FDA Says J & J Halted Doribax Trial Due to Safety Issues

Johnson & Johnson shut down a clinical trial of its antibiotic Doribax for a type of pneumonia after patients taking the drug had higher rates of death and a lower cure rate than those who got an alternative medicine, U.S. health regulators said on Thursday.

Doribax is currently approved in the United States to treat adults with complicated urinary tract or abdominal infections but not for any type of pneumonia, the Food and Drug Administration said.

In a clinical trial testing Doribax on patients with ventilator-associated pneumonia, those who received the drug had a 6.7 percent higher rate of death from any cause than patients getting an alternative.

Patients taking Doribax also had a 11.2 percent lower rate of being cured than patients getting imipenem-cilastatin, the generic version of Merck & Co Inc’s Primaxin.

Doribax, known generically as doripenem, is approved for hospital-acquired pneumonia in Europe, and the trial was conducted as part of a post-marketing requirement from the European Medicines Agency, said Shaun Mickus, spokesman at Janssen, the J&J unit that markets the drug.

Japanese drugmaker Shionogi & Co manufactures Doribax.

Mickus said the trial had study sites in several countries, including the United States.

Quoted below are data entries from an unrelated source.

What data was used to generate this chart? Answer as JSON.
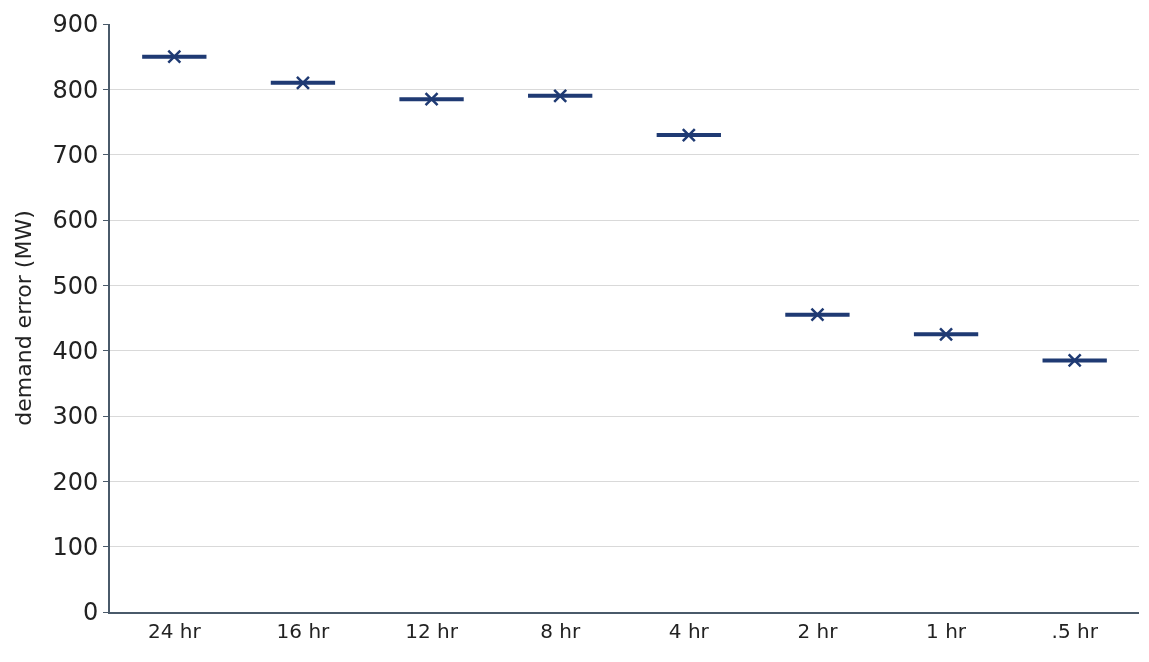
{
  "chart_data": {
    "type": "box",
    "ylabel": "demand error (MW)",
    "categories": [
      "24 hr",
      "16 hr",
      "12 hr",
      "8 hr",
      "4 hr",
      "2 hr",
      "1 hr",
      ".5 hr"
    ],
    "boxes": [
      {
        "low": 850,
        "q1": 850,
        "median": 850,
        "q3": 850,
        "high": 850,
        "mean": 850
      },
      {
        "low": 810,
        "q1": 810,
        "median": 810,
        "q3": 810,
        "high": 810,
        "mean": 810
      },
      {
        "low": 785,
        "q1": 785,
        "median": 785,
        "q3": 785,
        "high": 785,
        "mean": 785
      },
      {
        "low": 790,
        "q1": 790,
        "median": 790,
        "q3": 790,
        "high": 790,
        "mean": 790
      },
      {
        "low": 730,
        "q1": 730,
        "median": 730,
        "q3": 730,
        "high": 730,
        "mean": 730
      },
      {
        "low": 455,
        "q1": 455,
        "median": 455,
        "q3": 455,
        "high": 455,
        "mean": 455
      },
      {
        "low": 425,
        "q1": 425,
        "median": 425,
        "q3": 425,
        "high": 425,
        "mean": 425
      },
      {
        "low": 385,
        "q1": 385,
        "median": 385,
        "q3": 385,
        "high": 385,
        "mean": 385
      }
    ],
    "color": "#1f3a73",
    "ylim": [
      0,
      900
    ],
    "yticks": [
      0,
      100,
      200,
      300,
      400,
      500,
      600,
      700,
      800,
      900
    ],
    "grid": "y"
  }
}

The trial was halted in May 2011 based on the recommendation of an independent data monitoring committee, and the company finished analyzing the results recently.

In the halted trial, the 28-day all cause mortality rate was 21.5 percent for those who received Doribax compared with 14.8 percent in the control group.

Mickus said Doribax was still safe and effective for its approved uses in the United States.

In June 2007, Johnson & Johnson applied for U.S. approval of Doribax for the treatment of pneumonia acquired in the hospital, known as nosocomial pneumonia, which includes ventilator-associated pneumonia.